Он оглядел нас черными ежиными глазками.
— Шкеты, кто достает до дна?
Мы молчали. Никто, кроме Кости Кукурузина, не доныривал до дна у Сиреневых скал: Кости с нами не было.
— Шкеты, я брошу часы. — Он достал из брючного кармана за цепочку серебряные часы, надавил ногтем кнопку возле головки завода. Открылись друг за дружкой, звонко прыгнув, наружная и внутренняя крышки. Он показал ближним мальчикам циферблат. Белая эмаль, римские цифры, золотые стрелки, одна из них, секундная, скакала по-блошиному. — Я брошу... — Он защелкнул крышки и кинул часы в воду близ скал. — Вы доставайте. Кто достанет, получит финку.
Он выкатил из платка финку — рукоятка наборная, янтарно-сине-красно-черная.
— Обманешь, — сказал басом Вася Перерушев, жестковолосый пацан, нос которого был розов и шелушился круглый год.
У Васи было прозвище «Деньги Сцу». Когда Вася еще не учился в школе, рядом с их комнатой жили летчики. Из своего подвала Вася пролез в подпол холостяков. Среди детей нашего барака хлеб, посыпанный сахарным песком, считался сказочным лакомством, а в тумбочке летчиков никогда не истощались шоколад и хрустящие галеты, облепленные дроблеными ядрами грецких орехов и склеенные из долек-полушарий. Летчики угощали Васю, его сестренку и братьев этими сладостями и щедро платили их вдовой матери Полине Сидоровне за стирку белья. Вася относился к летчикам с благодарностью и робостью, но однажды так размечтался о шоколаде и галетах, что сам того не заметил, как очутился в соседнем подполье, приподнял головой западню, а через мгновение распахнул дверцу тумбочки. Вдосталь полакомившись, он вспомнил, что в кинотеатре «Звуковое» показывают картину «Красные дьяволята». Стал искать деньги. Искал в подушках: Полина Сидоровна прятала свои деньги прямо в перо подушек. В двери щелкнуло, и вошли летчики. Вася порол наволочку ножницами и отдувал от лица пух.
— Что делаешь, Василек?
— Деньги сцу, — сердито ответил Вася.
Летчики хохотали на весь барак.
Васю я знал по Ершовке, откуда бежать моей маме помог его отец Савелий Никодимович. Именно он привез маму и меня в Железнодольск и определил к Додоновым. Первое время я скучал о Васе. Прежде всего из-за Васи я радовался, что моя мать перетянула Перерушевых в город, предварительно отхлопотав для них комнату.

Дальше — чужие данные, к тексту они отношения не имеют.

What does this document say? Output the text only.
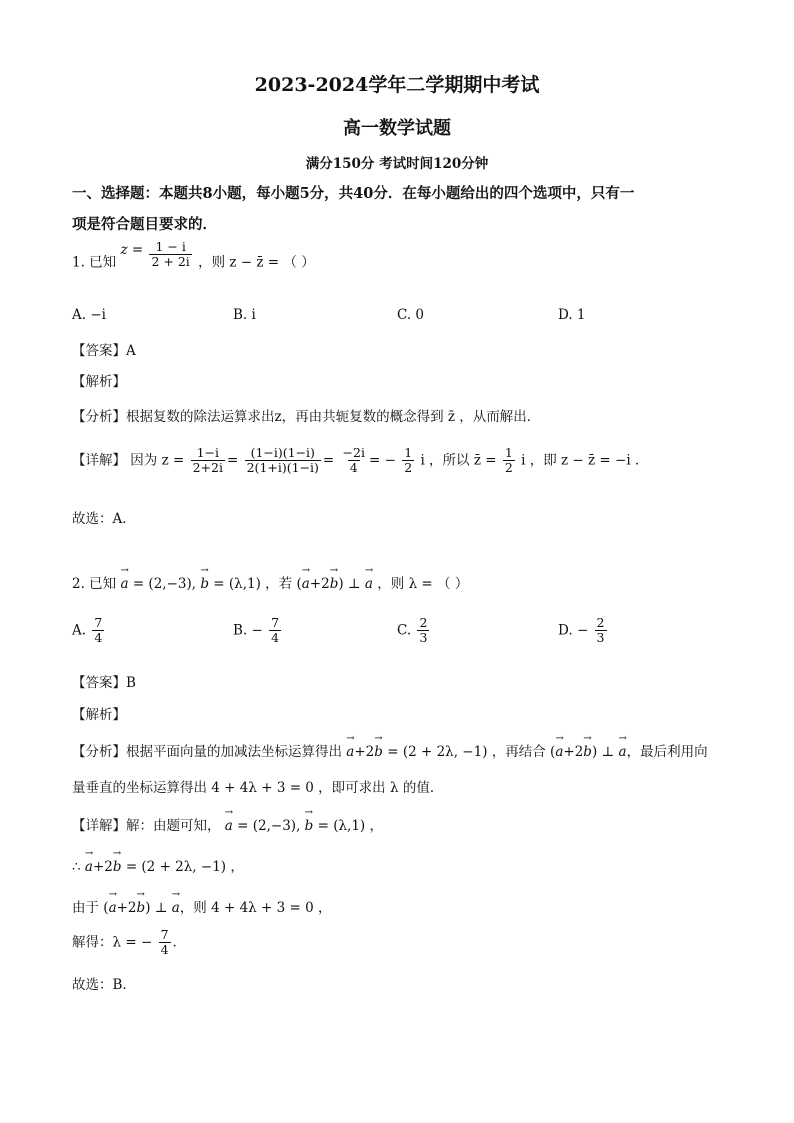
2023-2024学年二学期期中考试
高一数学试题
满分150分 考试时间120分钟
一、选择题：本题共8小题，每小题5分，共40分．在每小题给出的四个选项中，只有一
项是符合题目要求的．
1. 已知 $z = \frac{1 - i}{2 + 2i}$ ，则 z − z̄ = （ ）
A. −i	B. i	C. 0	D. 1
【答案】A
【解析】
【分析】根据复数的除法运算求出z，再由共轭复数的概念得到 z̄ ，从而解出．
【详解】 因为 $z = \frac{1-i}{2+2i} = \frac{(1-i)(1-i)}{2(1+i)(1-i)} = \frac{-2i}{4}$ = − $\frac{1}{2}$ i ，所以 z̄ = $\frac{1}{2}$ i ，即 z − z̄ = −i ．
故选：A．
2. 已知 → a = (2,−3), → b = (λ,1) ，若 (→ a+2→ b) ⊥ → a ，则 λ = （ ）
A. $\frac{7}{4}$	B. − $\frac{7}{4}$	C. $\frac{2}{3}$	D. − $\frac{2}{3}$
【答案】B
【解析】
【分析】根据平面向量的加减法坐标运算得出 → a+2→ b = (2 + 2λ, −1) ，再结合 (→ a+2→ b) ⊥ → a，最后利用向
量垂直的坐标运算得出 4 + 4λ + 3 = 0 ，即可求出 λ 的值．
【详解】解：由题可知， → a = (2,−3), → b = (λ,1) ，
∴ → a+2→ b = (2 + 2λ, −1) ，
由于 (→ a+2→ b) ⊥ → a，则 4 + 4λ + 3 = 0 ，
解得：λ = − $\frac{7}{4}$ ．
故选：B.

Хоть я любил Васю, а Вася выделял меня среди барачных ребят, мы с ним почему-то все-таки не были друзьями н е р а з л е й в о д о й.

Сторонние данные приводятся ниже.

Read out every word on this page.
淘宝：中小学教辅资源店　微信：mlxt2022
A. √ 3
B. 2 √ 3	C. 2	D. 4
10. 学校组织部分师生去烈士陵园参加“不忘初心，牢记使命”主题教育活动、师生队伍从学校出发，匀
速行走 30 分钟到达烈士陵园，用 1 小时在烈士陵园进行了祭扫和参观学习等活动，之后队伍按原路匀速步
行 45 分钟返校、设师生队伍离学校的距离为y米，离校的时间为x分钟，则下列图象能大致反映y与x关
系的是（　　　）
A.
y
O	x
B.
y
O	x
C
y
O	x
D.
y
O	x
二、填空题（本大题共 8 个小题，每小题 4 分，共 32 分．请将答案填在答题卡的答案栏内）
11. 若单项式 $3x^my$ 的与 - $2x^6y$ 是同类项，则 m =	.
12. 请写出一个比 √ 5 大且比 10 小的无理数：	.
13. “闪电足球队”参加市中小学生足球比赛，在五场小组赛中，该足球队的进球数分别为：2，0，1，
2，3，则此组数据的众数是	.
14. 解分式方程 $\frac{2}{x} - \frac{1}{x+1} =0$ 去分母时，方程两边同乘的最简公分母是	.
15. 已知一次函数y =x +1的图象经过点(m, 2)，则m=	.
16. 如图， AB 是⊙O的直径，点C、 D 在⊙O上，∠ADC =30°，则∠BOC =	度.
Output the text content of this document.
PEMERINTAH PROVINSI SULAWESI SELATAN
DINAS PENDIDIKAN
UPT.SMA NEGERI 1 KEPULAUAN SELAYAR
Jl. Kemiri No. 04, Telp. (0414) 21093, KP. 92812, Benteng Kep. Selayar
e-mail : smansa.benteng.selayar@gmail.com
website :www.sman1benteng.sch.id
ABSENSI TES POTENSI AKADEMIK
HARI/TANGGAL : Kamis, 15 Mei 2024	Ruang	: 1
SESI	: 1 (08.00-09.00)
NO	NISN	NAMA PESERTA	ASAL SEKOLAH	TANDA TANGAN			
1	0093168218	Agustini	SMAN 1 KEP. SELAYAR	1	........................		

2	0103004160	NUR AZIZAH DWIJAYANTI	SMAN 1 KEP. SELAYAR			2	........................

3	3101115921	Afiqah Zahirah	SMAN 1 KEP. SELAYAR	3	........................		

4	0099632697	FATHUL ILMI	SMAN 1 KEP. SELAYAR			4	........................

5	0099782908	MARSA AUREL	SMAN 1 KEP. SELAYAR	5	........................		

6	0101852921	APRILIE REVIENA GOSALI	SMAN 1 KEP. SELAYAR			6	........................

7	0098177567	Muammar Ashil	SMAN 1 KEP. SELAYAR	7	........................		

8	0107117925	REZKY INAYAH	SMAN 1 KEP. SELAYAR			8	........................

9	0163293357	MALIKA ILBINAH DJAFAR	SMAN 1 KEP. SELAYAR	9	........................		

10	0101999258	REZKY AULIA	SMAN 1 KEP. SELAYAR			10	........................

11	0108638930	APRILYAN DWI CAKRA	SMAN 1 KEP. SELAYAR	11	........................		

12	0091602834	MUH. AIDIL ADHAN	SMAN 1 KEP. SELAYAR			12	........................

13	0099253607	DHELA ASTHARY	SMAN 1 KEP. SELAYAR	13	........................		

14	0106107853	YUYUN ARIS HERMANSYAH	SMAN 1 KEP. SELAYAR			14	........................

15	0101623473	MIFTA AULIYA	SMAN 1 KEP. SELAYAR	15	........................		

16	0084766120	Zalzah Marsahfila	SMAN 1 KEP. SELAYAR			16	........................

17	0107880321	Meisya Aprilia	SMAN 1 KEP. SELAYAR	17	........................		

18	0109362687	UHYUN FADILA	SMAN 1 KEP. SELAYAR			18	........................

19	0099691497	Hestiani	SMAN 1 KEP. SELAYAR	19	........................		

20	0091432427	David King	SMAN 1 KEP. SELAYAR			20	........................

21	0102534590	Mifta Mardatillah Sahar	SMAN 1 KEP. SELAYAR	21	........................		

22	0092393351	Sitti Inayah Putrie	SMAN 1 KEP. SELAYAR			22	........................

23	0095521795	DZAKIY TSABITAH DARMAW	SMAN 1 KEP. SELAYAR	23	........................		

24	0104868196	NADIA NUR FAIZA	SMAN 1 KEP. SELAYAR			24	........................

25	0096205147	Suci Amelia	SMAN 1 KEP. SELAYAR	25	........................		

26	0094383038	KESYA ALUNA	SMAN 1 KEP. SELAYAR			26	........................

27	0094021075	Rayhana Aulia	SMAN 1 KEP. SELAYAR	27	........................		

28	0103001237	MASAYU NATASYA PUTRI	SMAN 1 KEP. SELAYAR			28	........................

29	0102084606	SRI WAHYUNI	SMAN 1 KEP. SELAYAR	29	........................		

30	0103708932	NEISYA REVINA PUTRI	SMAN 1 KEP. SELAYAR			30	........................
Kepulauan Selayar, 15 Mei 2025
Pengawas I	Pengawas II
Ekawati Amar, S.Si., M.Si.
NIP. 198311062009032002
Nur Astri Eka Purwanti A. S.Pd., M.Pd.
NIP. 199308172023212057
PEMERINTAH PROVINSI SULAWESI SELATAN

Харисов подал финку Лелесе Машкевичу. Велел ему подняться к маяку, чтобы мы поверили, что не зря будем нырять: Лелеся, если Харисов раздумает выполнить свое обещание, успеет удрать с финкой и отдаст ее тому, кто достал часы. Лелеся, опираясь ладонями о колени, полез в гору. Вообще-то его правильное имя Лева, но Фаня Айзиковна, его мать, называла его Лелесей, и постепенно нам полюбилось это имя за соответствие его росту: он был карликоват.
— Так другое дело. Так мы согласны, — сказал Вася.
Он клином сложил перед собой руки и вонзился в пруд. Исчезнувшие Васины лапы взбили напоследок клубок струй.
Все затихли. Сразу стало слышно тетеревиное чуфыканье катера где-то за горой. То, что мы часто ныряли друг при друге, выработало в нас чувство безотчетного и вместе с тем на удивление точного отсчета времени, какое предельно долго мог пробыть любой из ребят под водой.
Мы пристальней уставились в омутный сумрак, ожидая, что Вася сейчас всплывет. Но Вася не показывался, и мы, тревожась, начали переглядываться, а Ваня Перерушев заныл по-комариному тоненько. Немного погодя он так закатился плачем, что у меня вздыбились на голове волосы, а Саня Колыванов съежился, словно замерз. Я покосился на лицо Харисова. Оно светилось удовольствием: по выпяченным, вздрагивающим губам Харисова угадывалось, что он тужится изо всех сил, чтобы не разулыбаться.
Наконец-то зеркало воды прорвала иззолота-русая голова Васи. Изо рта и носа у него хлестала вода.
Я и Саня подсадили Васю из воды, и он сел на прибрежный выступ. Он крикнул ревущему брату, поперхав и высморкавшись.
— Чего базлаешь? Я мало воздуху заглотнул. Еще б разок огребнулся — схватил бы. Серега, — обратился он ко мне, — чего ты сидишь? Ты только полные легкие набери.
Вместе со мной сходил к кромке скал толстолицый, толстогубый, толстоикрый, худой в туловище Толька Колдунов. Он храбро ныряет и подолгу держится на воде с восьми лет. Лет до шести он сосал резиновую соску. Играешь с ним в чику или в швай, вдруг он забеспокоится и, ничего не сказав, убежит. Ты, конечно, догадаешься, почему он внезапно исчез. Если ни матери, ни сестры не оказывалось дома, то он, хныча, слонялся по коридору.
— Мамка, где ты? Дай мою черную титьку.
Через черную резиновую соску, надетую на горлышко чекушки, он, когда приходилось, тянул козье молоко, кисель, компот и кулагу. Но чаще он чмокал всласть просто пустую соску.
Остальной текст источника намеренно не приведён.